Bebeklerde nasıl gerçekleştiği bilinmeyen beyin kanamalarının gelişmesi ve bu tip olgularda kollarında şiddet uygulandığını gösteren ekimozların olması şeklinde gerçekleşen bu tip olayların istismar olduğu zaman içinde anlaşılmıştır. Sarsılmış Bebek Sendromu, özellikle 6 aydan küçük bebeklerde karşımıza çıkan, çocukların maruz kaldıkları kaza-dışı yaralanmalar içinde en çok yaralanma ve ölümün görüldüğü olayların başında gelir.
ÇOCUKTAN GELİŞİMİ ÜZERİNDE BEKLENTİ EN BÜYÜK NEDEN Sarsmanın çoğunlukla bebeğin ağlamasını durdurmak veya huzursuzluğunu ortadan kaldırmak amacını taşıdığı düşünülmektedir. Özellikle çocuklardan gelişimlerinin üstünde beklentisi olan ve çocuğun kendi beklentilerini karşılamasını uman ebeveynler ve bakıcılar ciddi istismar potansiyeli taşırlar. Ayrıca, ebeveynin psikiyatrik problemlerinin, çevresel, sosyal ya da ekonomik nedenli stres altında olmalarının impulsif ve agresif davranışları arttırdığı bilinir. Birçok olguda, bebeğe doğrudan zarar vermek için mi yoksa sadece susturulmak için mi sarsıldığı açıklanamamaktadır.
NEFES ALMAMA VE NABIZ KAYBI EN SIK KARŞILAŞILAN BULGULAR Bebek klinisyenin karşısına hafif bir göz veya beyin travması ile çıkabileceği gibi, birkaç saat veya hafta sürmüş olabilecek kusma, beslenme zorluğu, kasılma veya huzursuzluk ile de gelebilmektedir.

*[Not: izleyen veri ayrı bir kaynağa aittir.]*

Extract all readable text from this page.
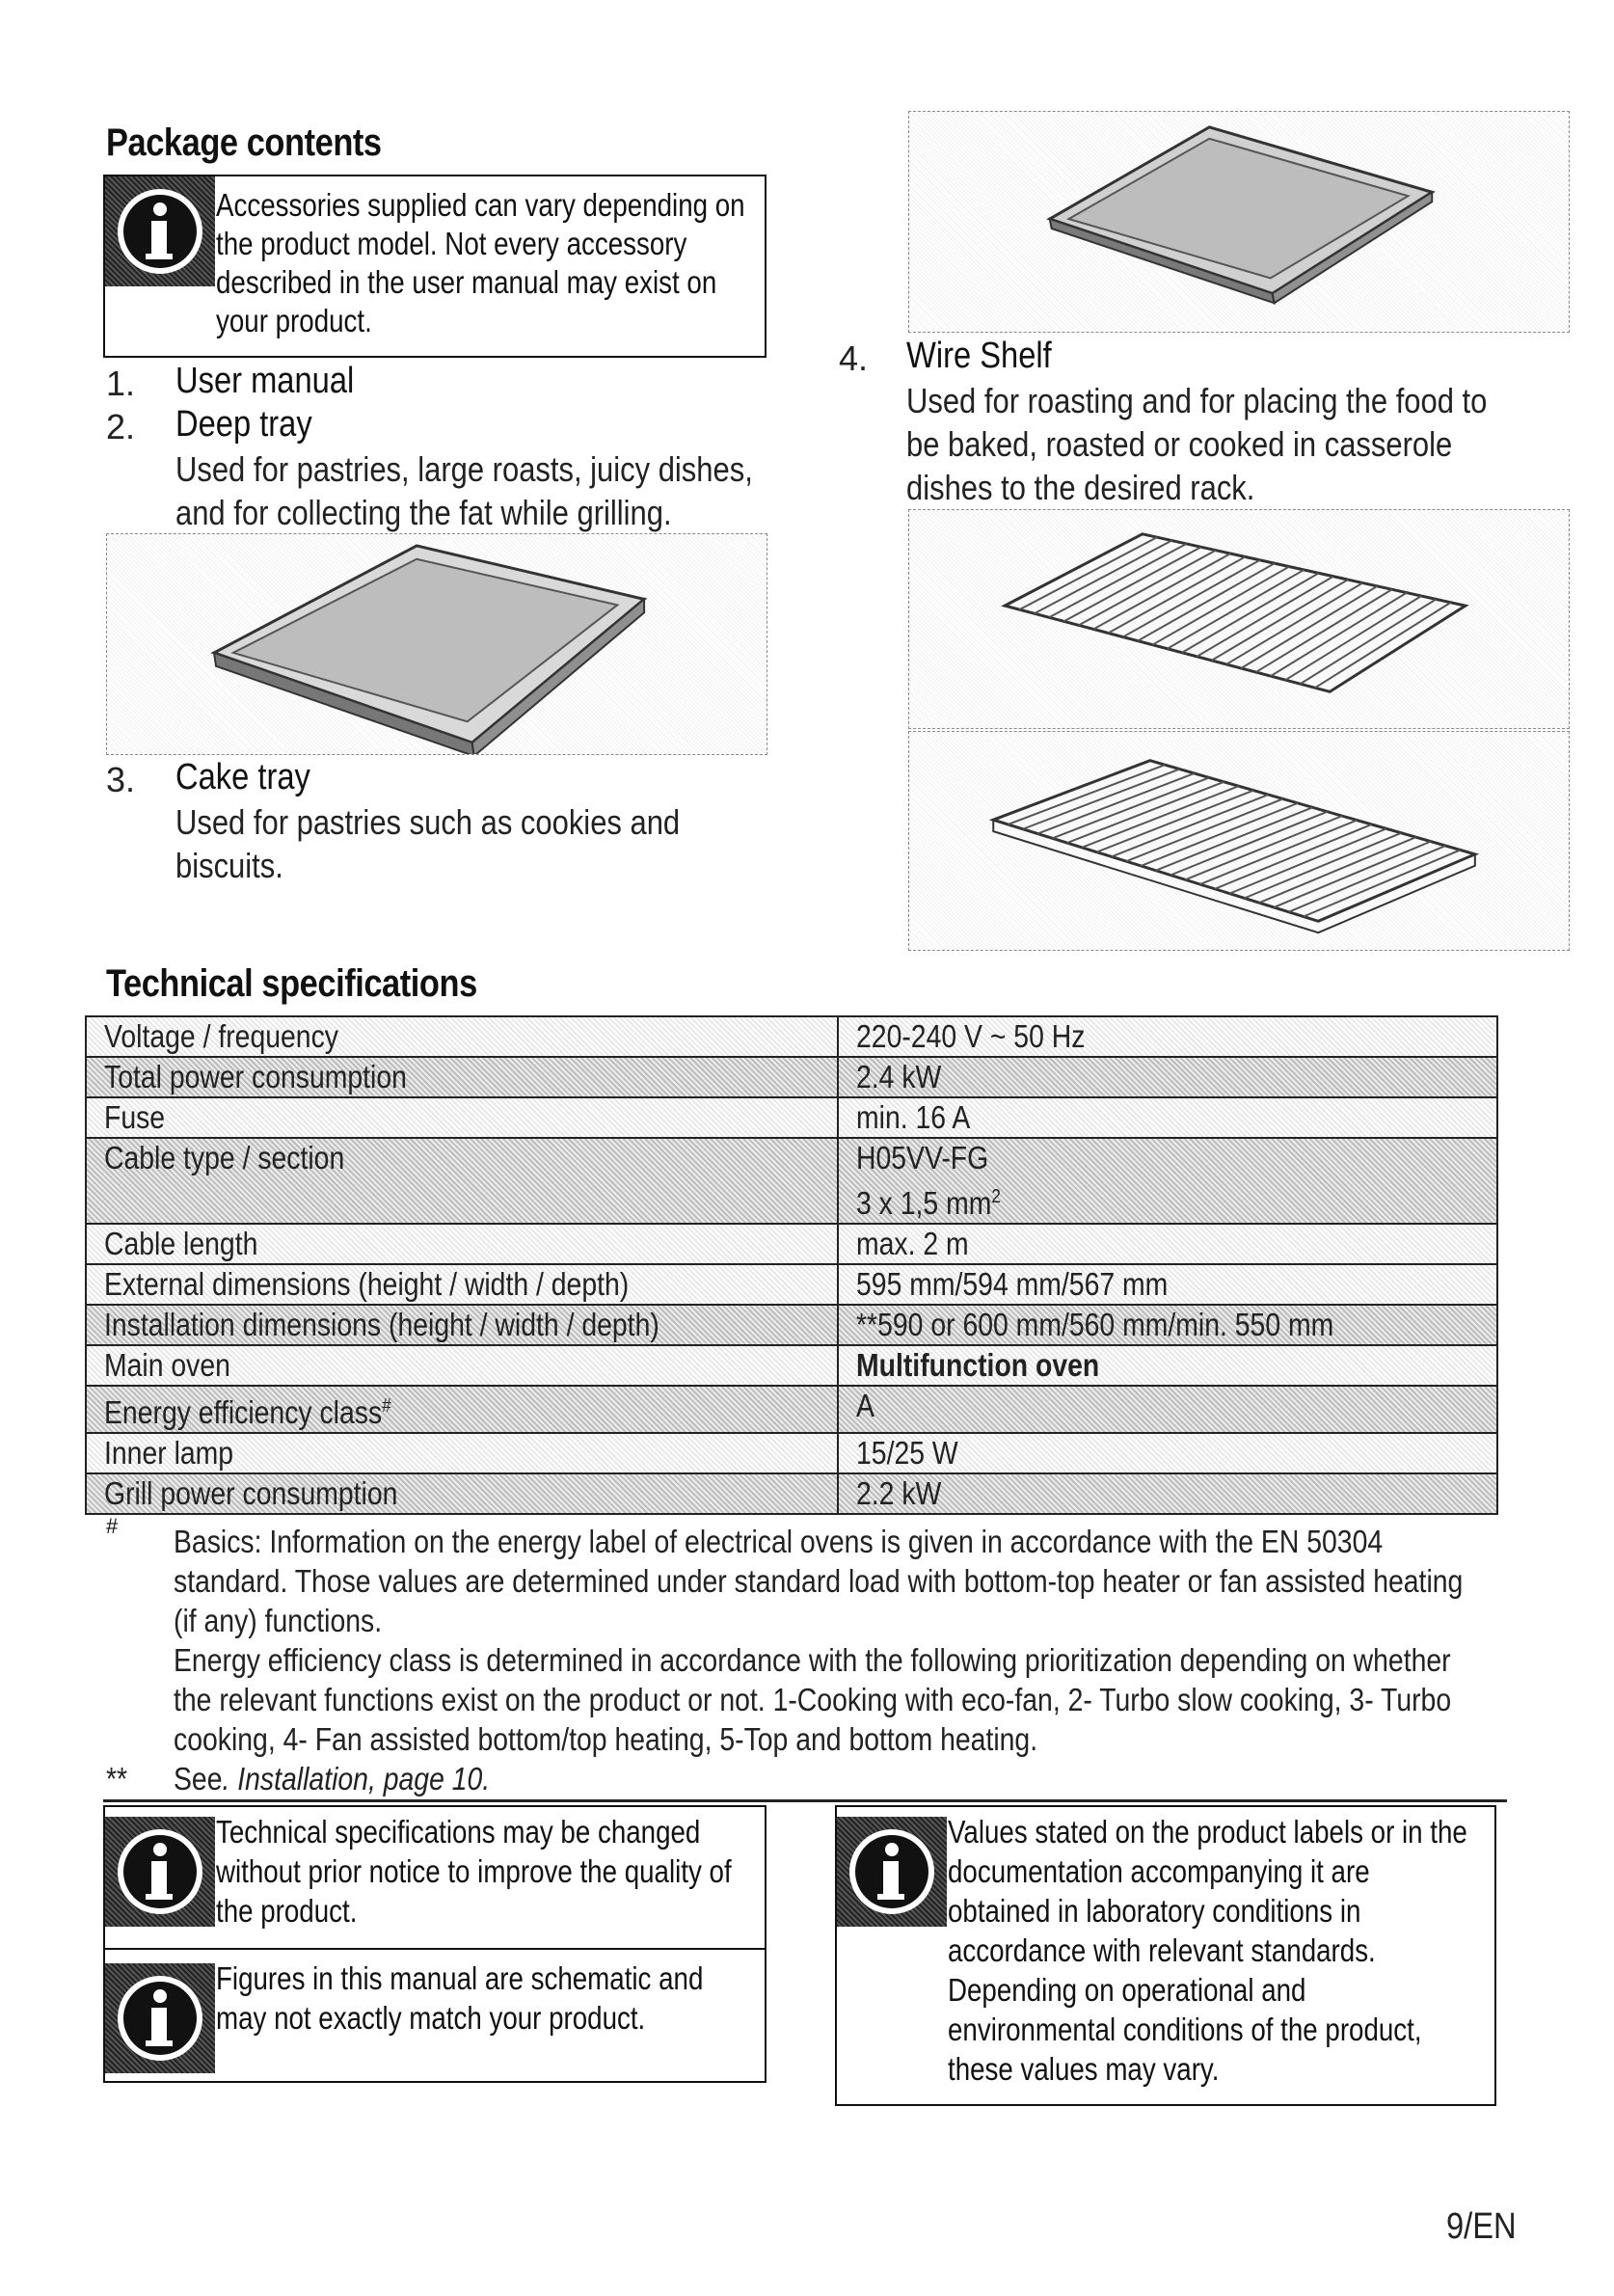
Package contents
Accessories supplied can vary depending on
the product model. Not every accessory
described in the user manual may exist on
your product.
1. User manual
2. Deep tray
Used for pastries, large roasts, juicy dishes,
and for collecting the fat while grilling.
3. Cake tray
Used for pastries such as cookies and
biscuits.
4. Wire Shelf
Used for roasting and for placing the food to
be baked, roasted or cooked in casserole
dishes to the desired rack.
Technical specifications
Voltage / frequency	220-240 V ~ 50 Hz
Total power consumption	2.4 kW
Fuse	min. 16 A
Cable type / section	H05VV-FG
3 x 1,5 $mm^2$
Cable length	max. 2 m
External dimensions (height / width / depth)	595 mm/594 mm/567 mm
Installation dimensions (height / width / depth)	**590 or 600 mm/560 mm/min. 550 mm
Main oven	Multifunction oven
Energy efficiency class#	A
Inner lamp	15/25 W
Grill power consumption	2.2 kW
# Basics: Information on the energy label of electrical ovens is given in accordance with the EN 50304
standard. Those values are determined under standard load with bottom-top heater or fan assisted heating
(if any) functions.
Energy efficiency class is determined in accordance with the following prioritization depending on whether
the relevant functions exist on the product or not. 1-Cooking with eco-fan, 2- Turbo slow cooking, 3- Turbo
cooking, 4- Fan assisted bottom/top heating, 5-Top and bottom heating.
** See. Installation, page 10.
Technical specifications may be changed
without prior notice to improve the quality of
the product.
Figures in this manual are schematic and
may not exactly match your product.
Values stated on the product labels or in the
documentation accompanying it are
obtained in laboratory conditions in
accordance with relevant standards.
Depending on operational and
environmental conditions of the product,
these values may vary.
9/EN
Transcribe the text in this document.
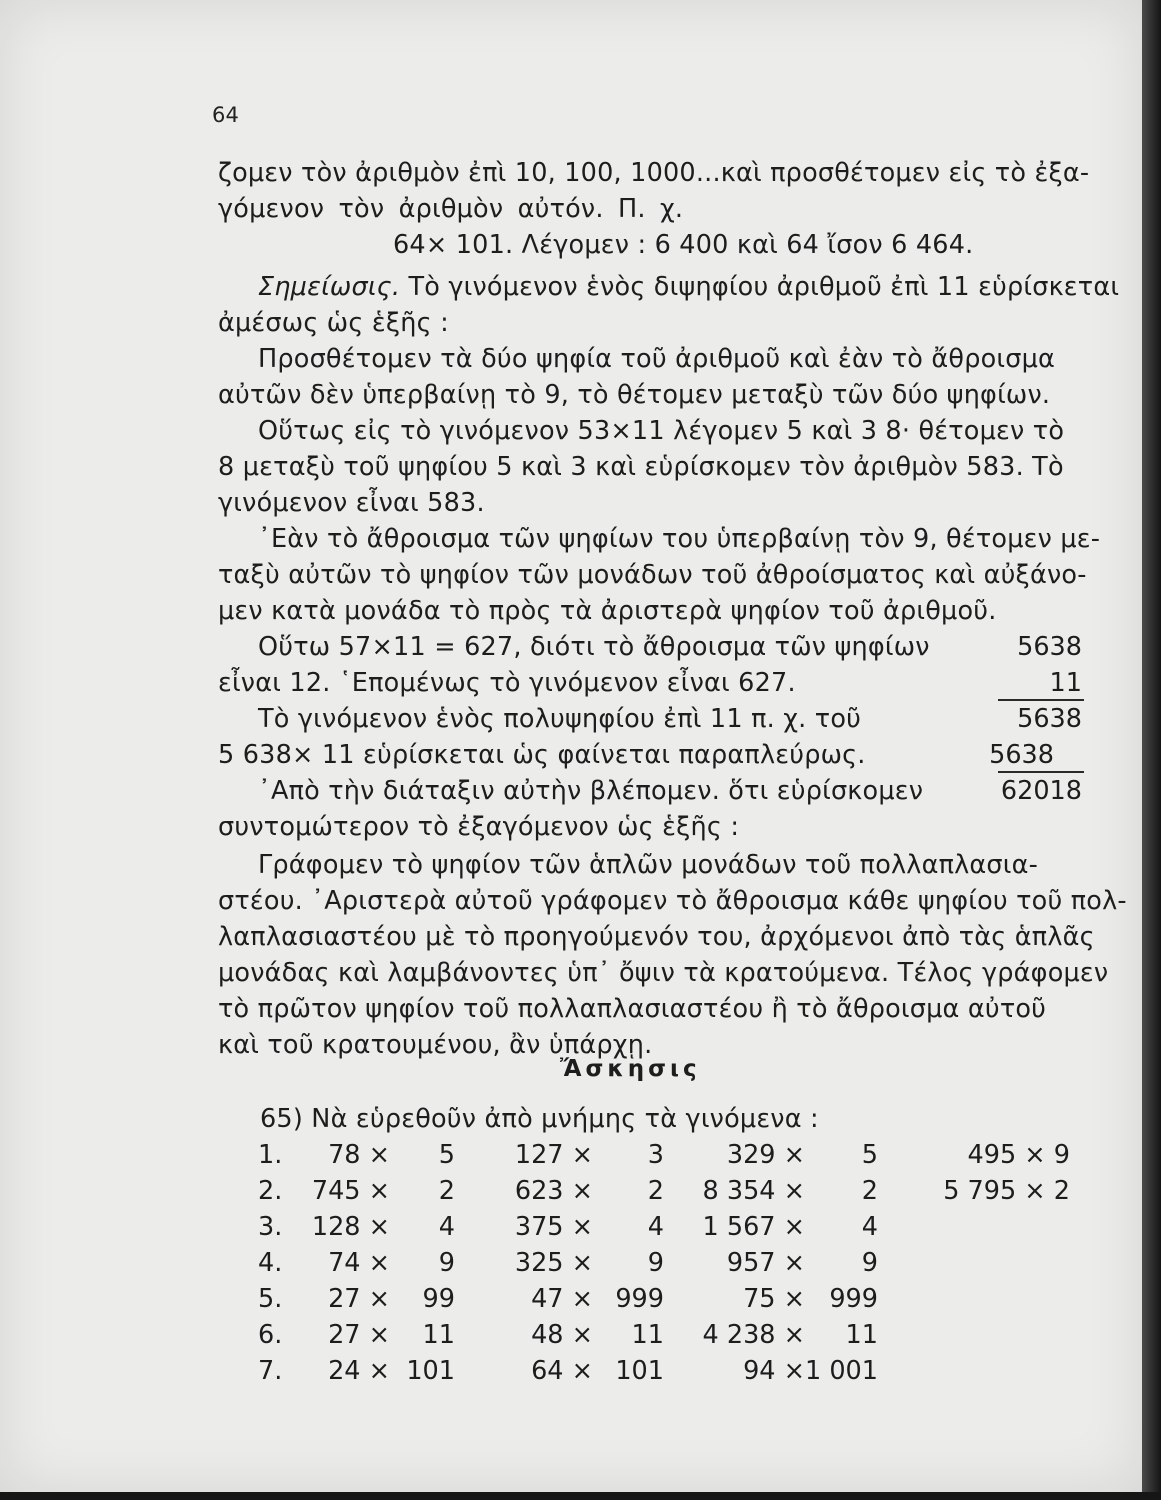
64
ζομεν τὸν ἀριθμὸν ἐπὶ 10, 100, 1000...καὶ προσθέτομεν εἰς τὸ ἐξα-
γόμενον τὸν ἀριθμὸν αὐτόν. Π. χ.
64× 101. Λέγομεν : 6 400 καὶ 64 ἴσον 6 464.
Σημείωσις. Τὸ γινόμενον ἑνὸς διψηφίου ἀριθμοῦ ἐπὶ 11 εὑρίσκεται
ἀμέσως ὡς ἑξῆς :
Προσθέτομεν τὰ δύο ψηφία τοῦ ἀριθμοῦ καὶ ἐὰν τὸ ἄθροισμα
αὐτῶν δὲν ὑπερβαίνῃ τὸ 9, τὸ θέτομεν μεταξὺ τῶν δύο ψηφίων.
Οὕτως εἰς τὸ γινόμενον 53×11 λέγομεν 5 καὶ 3 8· θέτομεν τὸ
8 μεταξὺ τοῦ ψηφίου 5 καὶ 3 καὶ εὑρίσκομεν τὸν ἀριθμὸν 583. Τὸ
γινόμενον εἶναι 583.
᾿Εὰν τὸ ἄθροισμα τῶν ψηφίων του ὑπερβαίνῃ τὸν 9, θέτομεν με-
ταξὺ αὐτῶν τὸ ψηφίον τῶν μονάδων τοῦ ἀθροίσματος καὶ αὐξάνο-
μεν κατὰ μονάδα τὸ πρὸς τὰ ἀριστερὰ ψηφίον τοῦ ἀριθμοῦ.
Οὕτω 57×11 = 627, διότι τὸ ἄθροισμα τῶν ψηφίων
εἶναι 12. ῾Επομένως τὸ γινόμενον εἶναι 627.
Τὸ γινόμενον ἑνὸς πολυψηφίου ἐπὶ 11 π. χ. τοῦ
5 638× 11 εὑρίσκεται ὡς φαίνεται παραπλεύρως.
᾿Απὸ τὴν διάταξιν αὐτὴν βλέπομεν. ὅτι εὑρίσκομεν
συντομώτερον τὸ ἐξαγόμενον ὡς ἑξῆς :
5638
11
5638
5638
62018
Γράφομεν τὸ ψηφίον τῶν ἁπλῶν μονάδων τοῦ πολλαπλασια-
στέου. ᾿Αριστερὰ αὐτοῦ γράφομεν τὸ ἄθροισμα κάθε ψηφίου τοῦ πολ-
λαπλασιαστέου μὲ τὸ προηγούμενόν του, ἀρχόμενοι ἀπὸ τὰς ἁπλᾶς
μονάδας καὶ λαμβάνοντες ὑπ᾿ ὄψιν τὰ κρατούμενα. Τέλος γράφομεν
τὸ πρῶτον ψηφίον τοῦ πολλαπλασιαστέου ἢ τὸ ἄθροισμα αὐτοῦ
καὶ τοῦ κρατουμένου, ἂν ὑπάρχῃ.
Ἄσκησις
65) Νὰ εὑρεθοῦν ἀπὸ μνήμης τὰ γινόμενα :
1.	78 ×	5	127 ×	3	329 ×	5	495 × 9
2.	745 ×	2	623 ×	2	8 354 ×	2	5 795 × 2
3.	128 ×	4	375 ×	4	1 567 ×	4
4.	74 ×	9	325 ×	9	957 ×	9
5.	27 ×	99	47 × 999	75 × 999
6.	27 ×	11	48 ×	11	4 238 ×	11
7.	24 × 101	64 × 101	94 × 1 001
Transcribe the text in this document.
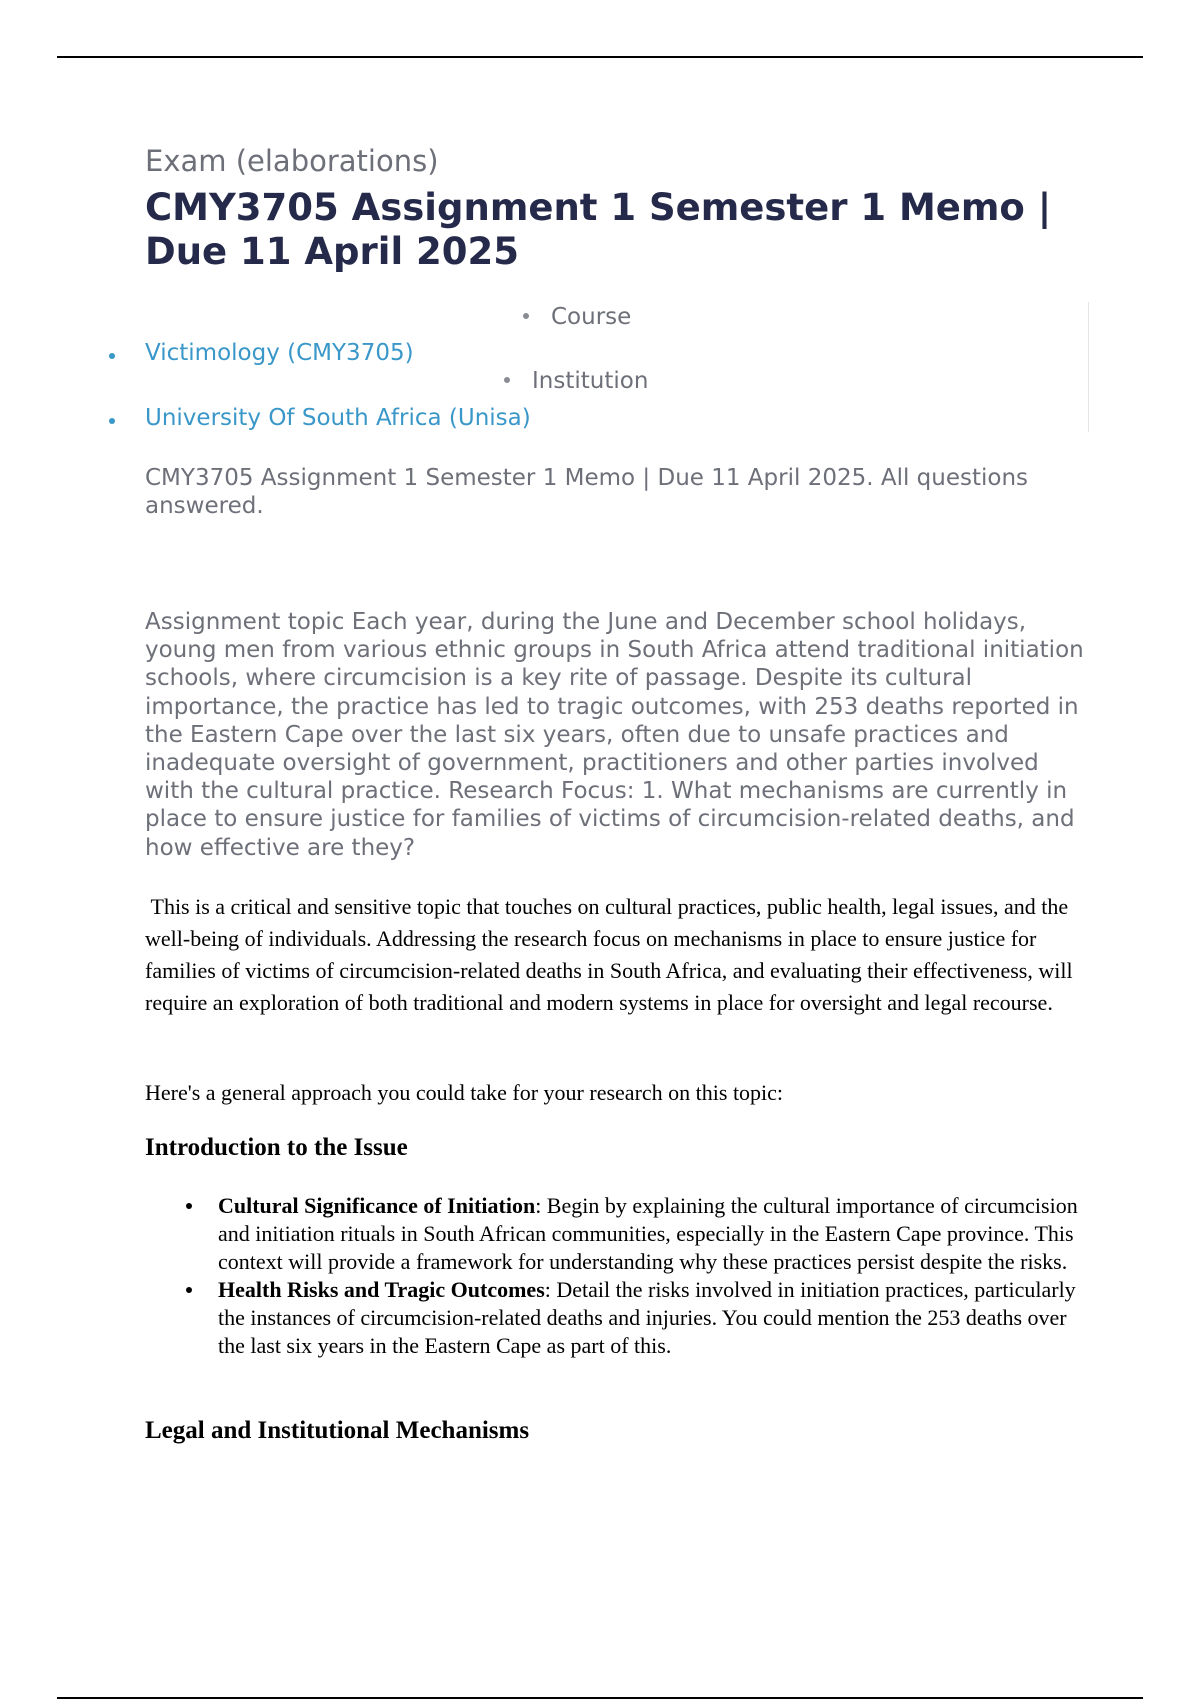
Exam (elaborations)
CMY3705 Assignment 1 Semester 1 Memo | Due 11 April 2025
Course
Victimology (CMY3705)
Institution
University Of South Africa (Unisa)

CMY3705 Assignment 1 Semester 1 Memo | Due 11 April 2025. All questions answered.

Assignment topic Each year, during the June and December school holidays, young men from various ethnic groups in South Africa attend traditional initiation schools, where circumcision is a key rite of passage. Despite its cultural importance, the practice has led to tragic outcomes, with 253 deaths reported in the Eastern Cape over the last six years, often due to unsafe practices and inadequate oversight of government, practitioners and other parties involved with the cultural practice. Research Focus: 1. What mechanisms are currently in place to ensure justice for families of victims of circumcision-related deaths, and how effective are they?

This is a critical and sensitive topic that touches on cultural practices, public health, legal issues, and the well-being of individuals. Addressing the research focus on mechanisms in place to ensure justice for families of victims of circumcision-related deaths in South Africa, and evaluating their effectiveness, will require an exploration of both traditional and modern systems in place for oversight and legal recourse.

Here's a general approach you could take for your research on this topic:

Introduction to the Issue
Cultural Significance of Initiation: Begin by explaining the cultural importance of circumcision and initiation rituals in South African communities, especially in the Eastern Cape province. This context will provide a framework for understanding why these practices persist despite the risks.
Health Risks and Tragic Outcomes: Detail the risks involved in initiation practices, particularly the instances of circumcision-related deaths and injuries. You could mention the 253 deaths over the last six years in the Eastern Cape as part of this.
Legal and Institutional Mechanisms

Bulgular doktor tarafından bir çok zaman hafife alınmakta ve geçirilen ağır bir viral enfeksiyona veya gaz sancısına bağlanabilmektedir. Çoğu zaman, bebeğin bakımından sorumlu kişi bulguların neye bağlı olarak geliştiğinden haberdardır. Bu bebekler genellikle, kendi kendine iyileşeceği düşüncesiyle, evde bekledikten sonra, nöbet geçirmekteyken veya koma durumundayken doktora getirilmektedir. Solunum güçlüğü, nabızın düşmesi, nefes alamama ve bilinç kaybı sık karşılaşılan bulgulardır. Birçok uzman, küçük çocukların, trafik kazası gibi olaylar dışında çok nadiren ciddi zararlarla sonuçlanacak kaza kökenli travmaya maruz kaldıkları konusunda ortak fikir birliği içindedir. Bu yüzden, doğum travması veya kazayı destekleyici başka travmatik bulgunun ve kafatası kırıklarının olmadığı, 1 yaşın altındaki çocuklarda kafa içi kanama ve/veya göz içi kanama varlığında, çocuk istismarı ilk düşünülen tanılardan biri olmalıdır. Bu konuda istismarcı bakıcı ya da ebeveynin kendisi 4320 Sayılı Ailenin Korunmasına Dair Kanun çerçevesinde cezai müayideye maruz kalır.
4320 SAYILI AİLENİN KORUNMASINA DAİR KANUN
Madde 1: Türk Medeni Kanunu’nda öngörülen tedbirlerden ayrı olarak, eşlerden birinin veya çocukların veya aynı çatı altında yaşayan diğer aile bireylerinden birinin aile içi şiddete maruz kaldığını kendilerinin veya Cumhuriyet Başsavcılığı’nın bildirmesi halinde, Sulh Hukuk Hakimi re’sen meselenin mahiyetini göz önünde bulundurarak aşağıda sayılan tedbirlerden bir ya da bir kaçına birlikte veya uygun göreceği benzeri başkaca tedbirlere de hükmedebilir.